Description

xml is a module to parse XML documents into a tree structure. It also supports validation of XML documents against a DTD.

Note that this is not a streaming XML parser. It reads the entire document into memory and then parses it. This is not a problem for small documents, but it might be a problem for extremely large documents (several hundred megabytes or more).

The public function parse_single_node can be used to parse a single node from an implementation of io.Reader, which can help parse large XML documents on an element-by-element basis. Sample usage is provided in the parser_test.v file.

Usage

Parsing XML Files

There are three different ways to parse an XML Document:

  1. Pass the entire XML document as a string to XMLDocument.from_string.
  2. Specify a file path to XMLDocument.from_file.
  3. Use a source that implements io.Reader and pass it to XMLDocument.from_reader.
import encoding.xml

//...
doc := xml.XMLDocument.from_file('test/sample.xml')!

Validating XML Documents

Simply call validate on the parsed XML document.

Querying

Check the get_element... methods defined on the XMLDocument struct.

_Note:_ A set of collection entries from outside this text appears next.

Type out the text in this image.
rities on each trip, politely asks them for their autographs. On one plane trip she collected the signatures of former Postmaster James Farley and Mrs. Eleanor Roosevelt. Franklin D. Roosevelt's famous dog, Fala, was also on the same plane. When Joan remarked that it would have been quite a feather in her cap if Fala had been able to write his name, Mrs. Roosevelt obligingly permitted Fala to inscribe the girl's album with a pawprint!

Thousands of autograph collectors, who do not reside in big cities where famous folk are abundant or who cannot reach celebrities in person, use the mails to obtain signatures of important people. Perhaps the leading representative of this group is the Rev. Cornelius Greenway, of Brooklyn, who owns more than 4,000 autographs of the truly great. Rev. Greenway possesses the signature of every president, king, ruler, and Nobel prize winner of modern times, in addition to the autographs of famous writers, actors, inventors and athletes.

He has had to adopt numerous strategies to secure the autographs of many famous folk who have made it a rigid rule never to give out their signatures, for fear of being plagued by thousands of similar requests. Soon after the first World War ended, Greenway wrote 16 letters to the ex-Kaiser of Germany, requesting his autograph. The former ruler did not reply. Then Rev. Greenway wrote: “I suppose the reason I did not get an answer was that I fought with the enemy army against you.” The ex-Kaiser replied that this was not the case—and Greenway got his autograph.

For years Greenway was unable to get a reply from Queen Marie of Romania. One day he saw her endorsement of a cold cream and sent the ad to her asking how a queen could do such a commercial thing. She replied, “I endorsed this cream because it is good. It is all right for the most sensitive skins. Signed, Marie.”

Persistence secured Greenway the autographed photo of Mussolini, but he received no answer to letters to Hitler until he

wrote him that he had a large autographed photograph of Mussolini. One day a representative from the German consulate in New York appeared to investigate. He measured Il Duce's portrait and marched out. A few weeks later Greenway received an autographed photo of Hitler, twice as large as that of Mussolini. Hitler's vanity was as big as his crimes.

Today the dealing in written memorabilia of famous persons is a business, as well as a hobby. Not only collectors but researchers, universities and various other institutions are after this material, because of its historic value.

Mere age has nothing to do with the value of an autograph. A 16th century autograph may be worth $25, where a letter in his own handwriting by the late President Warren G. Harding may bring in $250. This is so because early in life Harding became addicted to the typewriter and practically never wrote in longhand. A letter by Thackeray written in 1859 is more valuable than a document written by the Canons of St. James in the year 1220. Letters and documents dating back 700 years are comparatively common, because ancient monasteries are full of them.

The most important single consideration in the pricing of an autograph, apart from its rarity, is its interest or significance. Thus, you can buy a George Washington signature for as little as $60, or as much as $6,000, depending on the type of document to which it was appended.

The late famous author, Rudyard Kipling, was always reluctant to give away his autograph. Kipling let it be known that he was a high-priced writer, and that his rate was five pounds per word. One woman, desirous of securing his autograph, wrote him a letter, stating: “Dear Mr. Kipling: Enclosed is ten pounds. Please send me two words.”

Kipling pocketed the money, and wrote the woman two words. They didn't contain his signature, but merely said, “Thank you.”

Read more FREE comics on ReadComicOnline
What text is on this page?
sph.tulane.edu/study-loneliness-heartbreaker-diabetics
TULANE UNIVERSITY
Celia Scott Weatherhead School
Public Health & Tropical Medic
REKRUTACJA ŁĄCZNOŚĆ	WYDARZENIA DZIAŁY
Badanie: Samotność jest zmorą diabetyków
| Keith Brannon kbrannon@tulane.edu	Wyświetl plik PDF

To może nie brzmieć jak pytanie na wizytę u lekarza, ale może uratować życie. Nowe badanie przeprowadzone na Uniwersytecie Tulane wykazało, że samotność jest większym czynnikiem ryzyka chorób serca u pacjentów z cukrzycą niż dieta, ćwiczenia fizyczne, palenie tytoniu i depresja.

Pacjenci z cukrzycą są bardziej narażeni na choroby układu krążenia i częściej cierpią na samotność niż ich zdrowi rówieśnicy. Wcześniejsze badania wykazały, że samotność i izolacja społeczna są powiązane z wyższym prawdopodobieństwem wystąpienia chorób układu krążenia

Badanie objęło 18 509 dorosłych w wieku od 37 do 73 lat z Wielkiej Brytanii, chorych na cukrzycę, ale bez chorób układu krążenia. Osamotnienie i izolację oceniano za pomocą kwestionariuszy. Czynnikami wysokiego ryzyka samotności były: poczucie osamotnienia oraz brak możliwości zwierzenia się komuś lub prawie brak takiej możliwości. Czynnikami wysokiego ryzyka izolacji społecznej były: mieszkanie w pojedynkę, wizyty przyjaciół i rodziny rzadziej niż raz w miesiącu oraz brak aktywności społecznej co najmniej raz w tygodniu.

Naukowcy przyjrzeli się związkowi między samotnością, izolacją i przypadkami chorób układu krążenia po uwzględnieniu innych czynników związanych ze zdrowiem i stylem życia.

Escaping and Un-escaping XML Entities

When the validate method is called, the XML document is parsed and all text nodes are un-escaped. This means that the text nodes will contain the actual text and not the escaped version of the text.

When the XML document is serialized (using str or pretty_str), all text nodes are escaped.

The escaping and un-escaping can also be done manually using the escape_text and unescape_text methods.